Figure 3, HICP basket, items count
Source: Bruegel calculations based on Statistics Bureau of Japan, Eurostat, OECD
Over the recent months, the ECB has continually stressed that inflation expectations remain well anchored at 2%, and that more forceful action is therefore not needed. Indeed, Figure 4 shows that inflation expectations for the long-term fell only slightly, but this is less true for the shorter term. Professional forecasters have been revising their forecasts downward, reflecting negative surprises in the behaviour of inflation.

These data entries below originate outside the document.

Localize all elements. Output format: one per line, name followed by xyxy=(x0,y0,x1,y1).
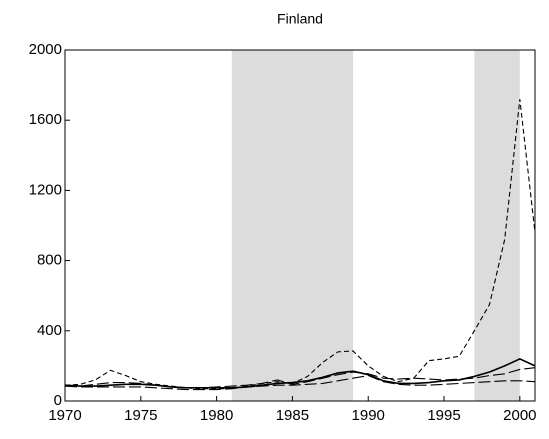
x-tick-label: 1970 xyxy=(48,407,81,424)
y-tick-label: 1200 xyxy=(29,181,62,198)
x-tick-label: 2000 xyxy=(503,407,536,424)
series-line xyxy=(64,374,536,391)
series-line xyxy=(64,357,536,389)
x-tick-label: 1975 xyxy=(124,407,157,424)
x-tick-label: 1985 xyxy=(276,407,309,424)
shaded-region xyxy=(474,50,520,401)
y-tick-label: 800 xyxy=(37,252,62,269)
x-tick-label: 1980 xyxy=(200,407,233,424)
x-tick-label: 1990 xyxy=(352,407,385,424)
chart-title: Finland xyxy=(277,11,323,27)
x-tick-label: 1995 xyxy=(427,407,460,424)
plot-frame xyxy=(64,49,536,402)
y-tick-label: 400 xyxy=(37,322,62,339)
y-tick-label: 0 xyxy=(54,392,62,409)
y-tick-label: 1600 xyxy=(29,111,62,128)
shaded-region xyxy=(231,50,354,401)
series-line xyxy=(64,99,536,390)
y-tick-label: 2000 xyxy=(29,41,62,58)
series-line xyxy=(65,367,536,389)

Figure 4, Survey of Professional forecasters, 2 year and long-term inflation expectations
Market-based measures of inflation expectations built from inflation swaps (Panel A of Figure 5) confirm that inflation expectations are well below 2% in the short- and medium term and do not point to a revival in inflation for the near and medium term. More importantly, the fact that long-term inflation expectations have remained anchored around 2%, until now, should not be taken as a fully reassuring. In Japan, long-term inflation expectations(see figure 7 in Antolin-Diaz, 2014) remained around 1% on average between 1999 and 2013, despite actual inflation being negative (-0.2%).
Moreover, Panel B of figure 5 suggests that inflation expectations could have a backward-looking component (i.e. economic agents could use past data to form their expectations on future inflation, especially for the long term). The recent drop in headline inflation could therefore explain why inflation expectations at a ten-year horizon have been falling from 2.5% in 2012 to 1.75% in April 2014. This could be dangerous as a prolonged period of low inflation could dis-anchor inflation expectations, which might become a problem for the ECB in the long run.
|Panel A: Market expectations on inflation||Panel B: OIS Inflation linked swaps|
Today, Eurozone inflation is at 0.5%, i.e. its lowest level since November 2009. Inflation expectations and inflation forecasts, including the ECB staff projections, do not suggest a quick return to an overall euro-area inflation rate that can be regarded to being close to two percent in the next few years. Despite this, the ECB has not announced any new measure since last November’s monthly press conference. Even though the euro area as a whole has not yet entered into deflation, this picture is worrying. Low inflation rates will make the relative price adjustment in the euro area more difficult, complicate debt deleveraging and put the sustainability of debt at risk.
A more difficult question is which monetary and/or structural measures would be best suited to increase inflation rates. We address this question in a forthcoming paper that we write together with Zsolt Darvas and Guntram Wolff.